Ruby Rose: Not-OP nach Stunt-Unfall

Die australische Schauspielerin stellt die erste lesbische Superheldin in einer TV-Serie dar – doch fast wäre sie beim Dreh nach einem Unfall am Set gelähmt worden.


Ruby Rose wird ab kommendem Wochenende als Fledermausfrau durch Gotham City schweben und das Böse bekämpfen (Bild: The CW)

Ruby Rose hat in einem Eintrag auf Instagram gezeigt, dass sie als neue "Batwoman" wirklich hart im Nehmen ist: Während der Dreharbeiten zur ersten Staffel der Fernsehserie habe sie sich bei einem Stunt-Unfall so sehr verletzt, dass sie notoperiert werden musste und beinahe bleibende Schäden erlitten hätte.

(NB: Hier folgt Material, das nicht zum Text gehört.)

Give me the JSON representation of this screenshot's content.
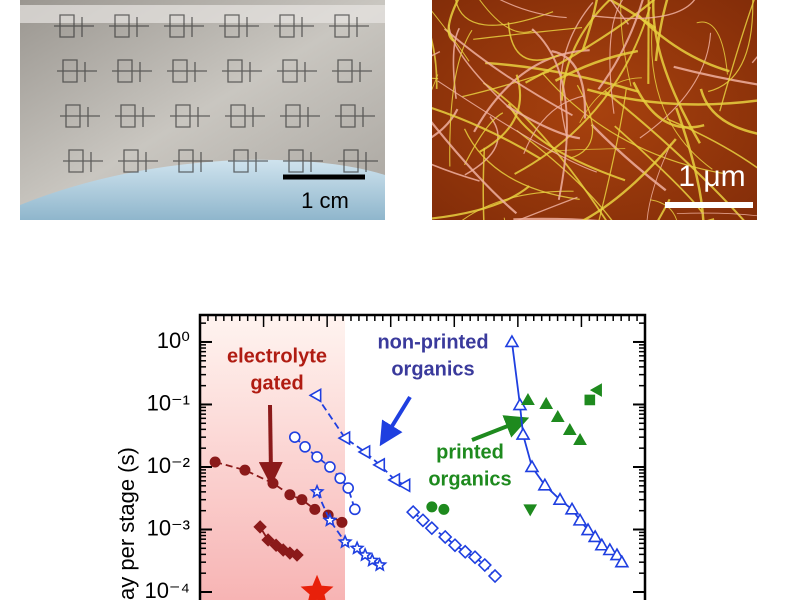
{
  "images": [
    {
      "scale_label": "1 cm"
    },
    {
      "scale_label": "1 μm"
    }
  ],
  "chart_data": {
    "type": "scatter",
    "y_label": "ay per stage (s)",
    "yscale": "log",
    "xlim": [
      0,
      100
    ],
    "ylim": [
      7.45e-05,
      2.7
    ],
    "yticks": [
      {
        "value": 1,
        "label": "10⁰"
      },
      {
        "value": 0.1,
        "label": "10⁻¹"
      },
      {
        "value": 0.01,
        "label": "10⁻²"
      },
      {
        "value": 0.001,
        "label": "10⁻³"
      },
      {
        "value": 0.0001,
        "label": "10⁻⁴"
      }
    ],
    "annotations": [
      {
        "lines": [
          "electrolyte",
          "gated"
        ],
        "color": "#b01c12"
      },
      {
        "lines": [
          "non-printed",
          "organics"
        ],
        "color": "#3a3a9c"
      },
      {
        "lines": [
          "printed",
          "organics"
        ],
        "color": "#1e8a1e"
      }
    ],
    "series": [
      {
        "color": "#8b1a1a",
        "marker": "circle",
        "filled": true,
        "line": "dash",
        "x": [
          3.4,
          10.1,
          16.4,
          20.2,
          22.9,
          25.8,
          28.8,
          31.9
        ],
        "values": [
          0.012,
          0.0089,
          0.0055,
          0.0036,
          0.003,
          0.0021,
          0.0017,
          0.0013
        ]
      },
      {
        "color": "#8b1a1a",
        "marker": "diamond",
        "filled": true,
        "line": "solid",
        "x": [
          13.5,
          15.3,
          17.1,
          18.7,
          20.2,
          21.8
        ],
        "values": [
          0.0011,
          0.00068,
          0.00056,
          0.00047,
          0.00042,
          0.00039
        ]
      },
      {
        "color": "#e8200a",
        "marker": "star",
        "filled": true,
        "line": "none",
        "x": [
          26.3
        ],
        "values": [
          0.0001
        ]
      },
      {
        "color": "#1f3fe0",
        "marker": "circle",
        "filled": false,
        "line": "dash",
        "x": [
          21.3,
          23.6,
          26.3,
          29.2,
          31.5,
          33.3,
          34.8
        ],
        "values": [
          0.03,
          0.021,
          0.0145,
          0.01,
          0.0066,
          0.0046,
          0.0021
        ]
      },
      {
        "color": "#1f3fe0",
        "marker": "star",
        "filled": false,
        "line": "dash",
        "x": [
          26.3,
          29.2,
          32.6,
          35.3,
          37.1,
          38.7,
          40.4
        ],
        "values": [
          0.004,
          0.0014,
          0.00063,
          0.0005,
          0.00039,
          0.00032,
          0.00027
        ]
      },
      {
        "color": "#1f3fe0",
        "marker": "triangle-left",
        "filled": false,
        "line": "dash",
        "x": [
          26.1,
          32.6,
          37.1,
          40.4,
          43.8,
          46.1
        ],
        "values": [
          0.14,
          0.029,
          0.0174,
          0.0108,
          0.0062,
          0.0051
        ]
      },
      {
        "color": "#1f3fe0",
        "marker": "diamond",
        "filled": false,
        "line": "dash",
        "x": [
          47.9,
          50.1,
          52.1,
          55.1,
          57.3,
          59.6,
          61.8,
          64.0,
          66.3
        ],
        "values": [
          0.0019,
          0.0014,
          0.00105,
          0.00076,
          0.00056,
          0.00044,
          0.00036,
          0.00027,
          0.00018
        ]
      },
      {
        "color": "#1f3fe0",
        "marker": "triangle-up",
        "filled": false,
        "line": "solid",
        "x": [
          70.1,
          71.9,
          72.6,
          74.6,
          77.5,
          80.9,
          83.6,
          85.4,
          87.2,
          88.8,
          90.3,
          92.1,
          93.7,
          94.8
        ],
        "values": [
          1.0,
          0.098,
          0.033,
          0.01,
          0.0051,
          0.003,
          0.0021,
          0.0014,
          0.00098,
          0.00076,
          0.00056,
          0.00047,
          0.00039,
          0.0003
        ]
      },
      {
        "color": "#1e8a1e",
        "marker": "circle",
        "filled": true,
        "line": "none",
        "x": [
          52.1,
          54.8
        ],
        "values": [
          0.0023,
          0.0021
        ]
      },
      {
        "color": "#1e8a1e",
        "marker": "triangle-up",
        "filled": true,
        "line": "none",
        "x": [
          73.7,
          77.8,
          80.4,
          83.1,
          85.4
        ],
        "values": [
          0.118,
          0.102,
          0.063,
          0.039,
          0.027
        ]
      },
      {
        "color": "#1e8a1e",
        "marker": "triangle-down",
        "filled": true,
        "line": "none",
        "x": [
          74.2
        ],
        "values": [
          0.0021
        ]
      },
      {
        "color": "#1e8a1e",
        "marker": "square",
        "filled": true,
        "line": "none",
        "x": [
          87.6
        ],
        "values": [
          0.118
        ]
      },
      {
        "color": "#1e8a1e",
        "marker": "triangle-left",
        "filled": true,
        "line": "none",
        "x": [
          89.2
        ],
        "values": [
          0.17
        ]
      }
    ]
  }
}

Dieser Unfall sei Schuld an ihrer neuen "Pez-Spender-Narbe" am Hals, so die 33-Jährige aus Melbourne. "Mir wurde gesagt, dass ich eine Notoperation brauche oder sonst riskiere, gelähmt zu werden", schrieb Rose. Sie veröffentlichte auch ein dreiminütiges Video, das Teile der Operation zeigt (Achtung: Das Video zeigt die OP im Detail und ist nichts für Zartbesaitete).

Rose schrieb, dass nach zwei Bandscheibenvorfällen bei ihren Stunts die Ärzte kurz davor gewesen seien, ihr das Rückenmark zu durchtrennen. Sie habe zu diesem Zeitpunkt durchgehend mit chronischen Schmerzen zu kämpfen und Taubheitserscheinungen an ihren Armen gehabt.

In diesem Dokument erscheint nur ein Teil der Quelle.